Like some other Disney material that we’ve seen, Scarecrow was released in a variety of formats and lengths. The 150-minute TV version was edited down to a 100-minute feature film which was shown in several countries. In the 1980s, the series started to get a small, strange, underground buzz as something worth looking out for. You’d see it mentioned here and there as a lost classic worth seeing. The delightful guidebook Harry and Wally’s Favorite TV Shows, essential in its day, singled out McGoohan’s wild and manic performance as the Scarecrow and made it sound like something I needed to see.

It was out on VHS for a while. There was a limited release of an edit of the movie (possibly a little different from the first movie release), but in that old Disney way, it became impossible to find. A limited edition DVD came out in late 2008. You can buy a copy for a few hundred dollars on eBay. You can also get a pirated copy from any number of sellers right this minute for a whole lot less, but we don’t do that at our blog.

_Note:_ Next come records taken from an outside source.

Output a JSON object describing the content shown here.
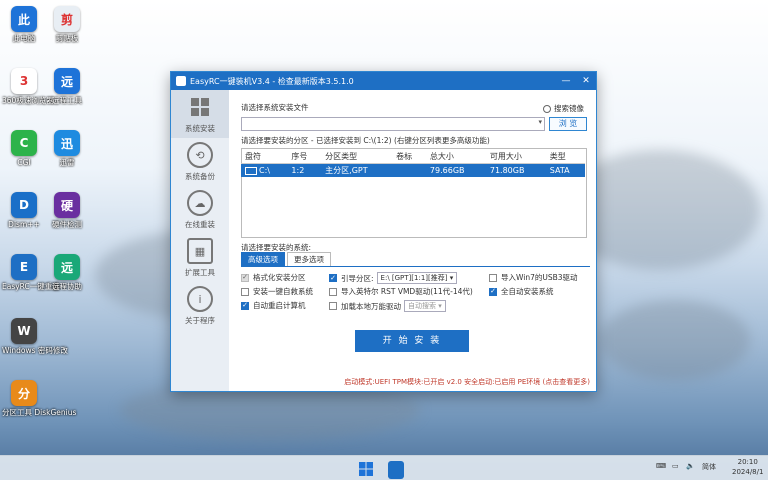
{
  "desktop": {
    "icons": [
      {
        "label": "此电脑",
        "icon": "computer-icon",
        "color": "#1e73d8"
      },
      {
        "label": "剪贴板",
        "icon": "clipboard-icon",
        "color": "#e8eef4"
      },
      {
        "label": "360极速浏览器",
        "icon": "browser-icon",
        "color": "#ffffff"
      },
      {
        "label": "远程工具",
        "icon": "remote-tool-icon",
        "color": "#1e73d8"
      },
      {
        "label": "CGI",
        "icon": "cgi-icon",
        "color": "#2db34a"
      },
      {
        "label": "迅雷",
        "icon": "thunder-icon",
        "color": "#1e8be0"
      },
      {
        "label": "Dism++",
        "icon": "dism-icon",
        "color": "#1a6fc8"
      },
      {
        "label": "硬件检测",
        "icon": "hardware-icon",
        "color": "#6a2fa0"
      },
      {
        "label": "EasyRC一键重装",
        "icon": "easyrc-icon",
        "color": "#1e6fc4"
      },
      {
        "label": "远程协助",
        "icon": "remote-assist-icon",
        "color": "#1aa878"
      },
      {
        "label": "Windows 密码修改",
        "icon": "key-icon",
        "color": "#444444"
      },
      {
        "label": "分区工具 DiskGenius",
        "icon": "diskgenius-icon",
        "color": "#e88a1a"
      }
    ]
  },
  "window": {
    "title": "EasyRC一键装机V3.4 - 检查最新版本3.5.1.0",
    "controls": {
      "minimize": "—",
      "close": "✕"
    }
  },
  "sidebar": {
    "items": [
      {
        "label": "系统安装",
        "icon": "windows-icon"
      },
      {
        "label": "系统备份",
        "icon": "backup-icon"
      },
      {
        "label": "在线重装",
        "icon": "cloud-icon"
      },
      {
        "label": "扩展工具",
        "icon": "tools-icon"
      },
      {
        "label": "关于程序",
        "icon": "info-icon"
      }
    ]
  },
  "main": {
    "select_file_label": "请选择系统安装文件",
    "search_image_label": "搜索镜像",
    "file_value": "",
    "browse_label": "浏 览",
    "partition_prompt": "请选择要安装的分区 - 已选择安装到 C:\\(1:2) (右键分区列表更多高级功能)",
    "table": {
      "headers": [
        "盘符",
        "序号",
        "分区类型",
        "卷标",
        "总大小",
        "可用大小",
        "类型"
      ],
      "rows": [
        [
          "C:\\",
          "1:2",
          "主分区,GPT",
          "",
          "79.66GB",
          "71.80GB",
          "SATA"
        ]
      ]
    },
    "system_prompt": "请选择要安装的系统:",
    "tabs": [
      "高级选项",
      "更多选项"
    ],
    "options": {
      "format": "格式化安装分区",
      "boot_partition": "引导分区:",
      "boot_value": "E:\\ [GPT][1:1][推荐]",
      "usb3": "导入Win7的USB3驱动",
      "one_key": "安装一键自救系统",
      "intel": "导入英特尔 RST VMD驱动(11代-14代)",
      "auto_install": "全自动安装系统",
      "reboot": "自动重启计算机",
      "universal_driver": "加载本地万能驱动",
      "driver_mode": "自动搜索"
    },
    "start_button": "开 始 安 装",
    "status": "启动模式:UEFI  TPM模块:已开启  v2.0  安全启动:已启用  PE环境 (点击查看更多)"
  },
  "taskbar": {
    "lang": "简体",
    "time": "20:10",
    "date": "2024/8/1"
  }
}
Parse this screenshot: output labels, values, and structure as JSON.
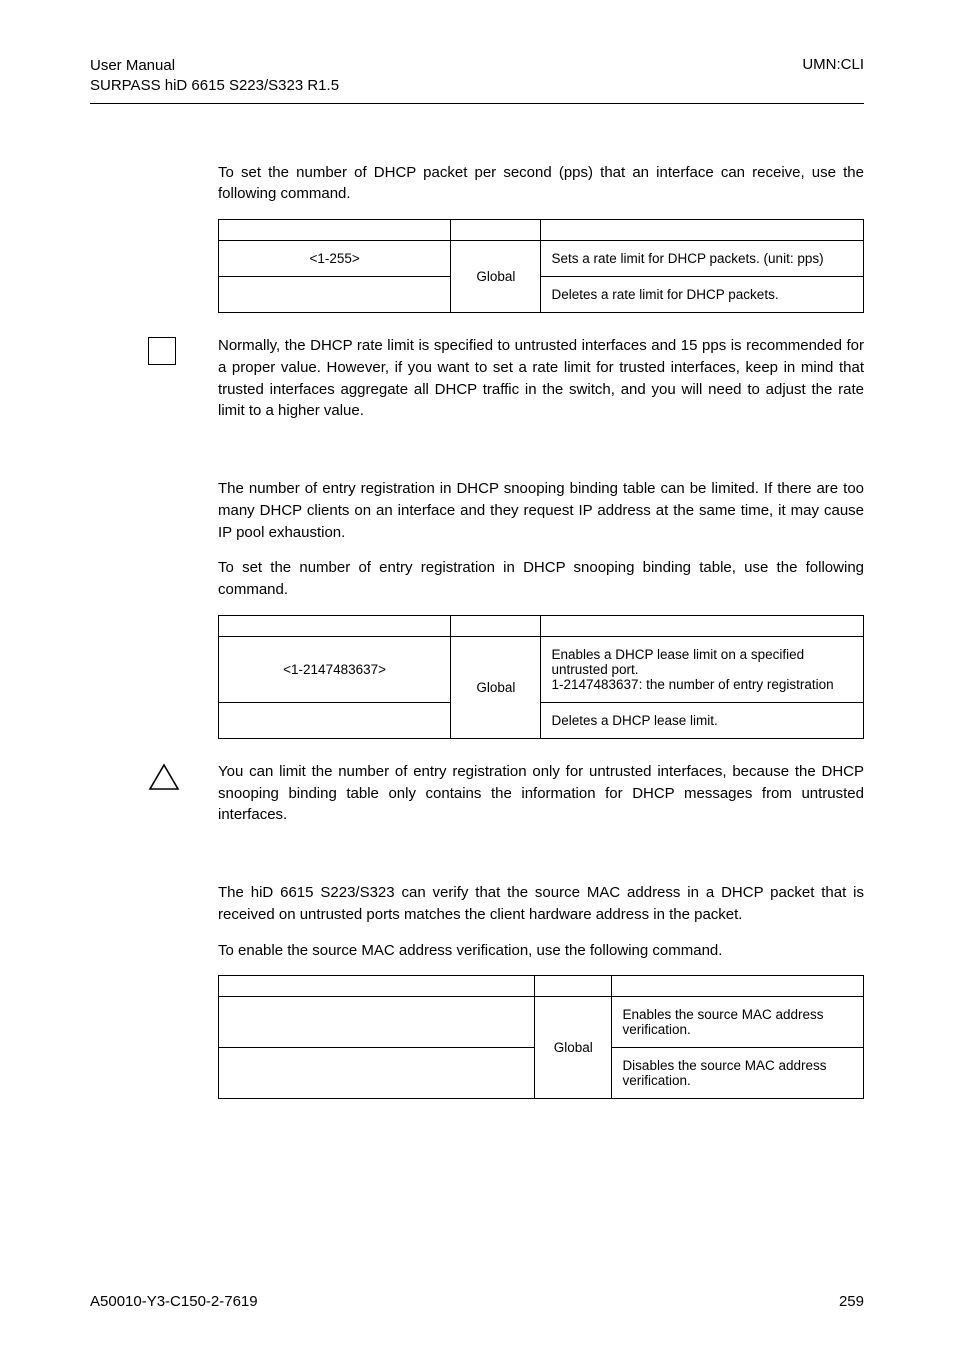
{
  "header": {
    "left_line1": "User Manual",
    "left_line2": "SURPASS hiD 6615 S223/S323 R1.5",
    "right": "UMN:CLI"
  },
  "intro_rate": "To set the number of DHCP packet per second (pps) that an interface can receive, use the following command.",
  "table_rate": {
    "cmd1": "<1-255>",
    "mode": "Global",
    "desc1": "Sets a rate limit for DHCP packets. (unit: pps)",
    "desc2": "Deletes a rate limit for DHCP packets."
  },
  "note_rate": "Normally, the DHCP rate limit is specified to untrusted interfaces and 15 pps is recommended for a proper value. However, if you want to set a rate limit for trusted interfaces, keep in mind that trusted interfaces aggregate all DHCP traffic in the switch, and you will need to adjust the rate limit to a higher value.",
  "intro_lease_1": "The number of entry registration in DHCP snooping binding table can be limited. If there are too many DHCP clients on an interface and they request IP address at the same time, it may cause IP pool exhaustion.",
  "intro_lease_2": "To set the number of entry registration in DHCP snooping binding table, use the following command.",
  "table_lease": {
    "cmd1": "<1-2147483637>",
    "mode": "Global",
    "desc1a": "Enables a DHCP lease limit on a specified untrusted port.",
    "desc1b": "1-2147483637: the number of entry registration",
    "desc2": "Deletes a DHCP lease limit."
  },
  "note_lease": "You can limit the number of entry registration only for untrusted interfaces, because the DHCP snooping binding table only contains the information for DHCP messages from untrusted interfaces.",
  "intro_verify_1": "The hiD 6615 S223/S323 can verify that the source MAC address in a DHCP packet that is received on untrusted ports matches the client hardware address in the packet.",
  "intro_verify_2": "To enable the source MAC address verification, use the following command.",
  "table_verify": {
    "mode": "Global",
    "desc1": "Enables the source MAC address verification.",
    "desc2": "Disables the source MAC address verification."
  },
  "footer": {
    "left": "A50010-Y3-C150-2-7619",
    "right": "259"
  }
}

The Scarecrow of Romney Marsh has remained in the “Disney Vault” for almost a decade. There are higher profile projects for the Mouse to worry about these days, and smuggling on the Cornish coast hasn’t captured the imagination of any kids in a long time. Still, it’s been about ten years, which is, they say, the average time that the locked-away releases remain in the Vault. Maybe we might see Doctor Syn dust off his mask and scream that terrifying laugh of his again one day soon?

Photo credit: Disney Wiki, which points out that in one of Disney’s recent comic books, the Scarecrow returned to team up with Captain Jack Sparrow, which is probably a far more interesting event than anything that happened in the third, fourth, or fifth Pirates of the Caribbean movies.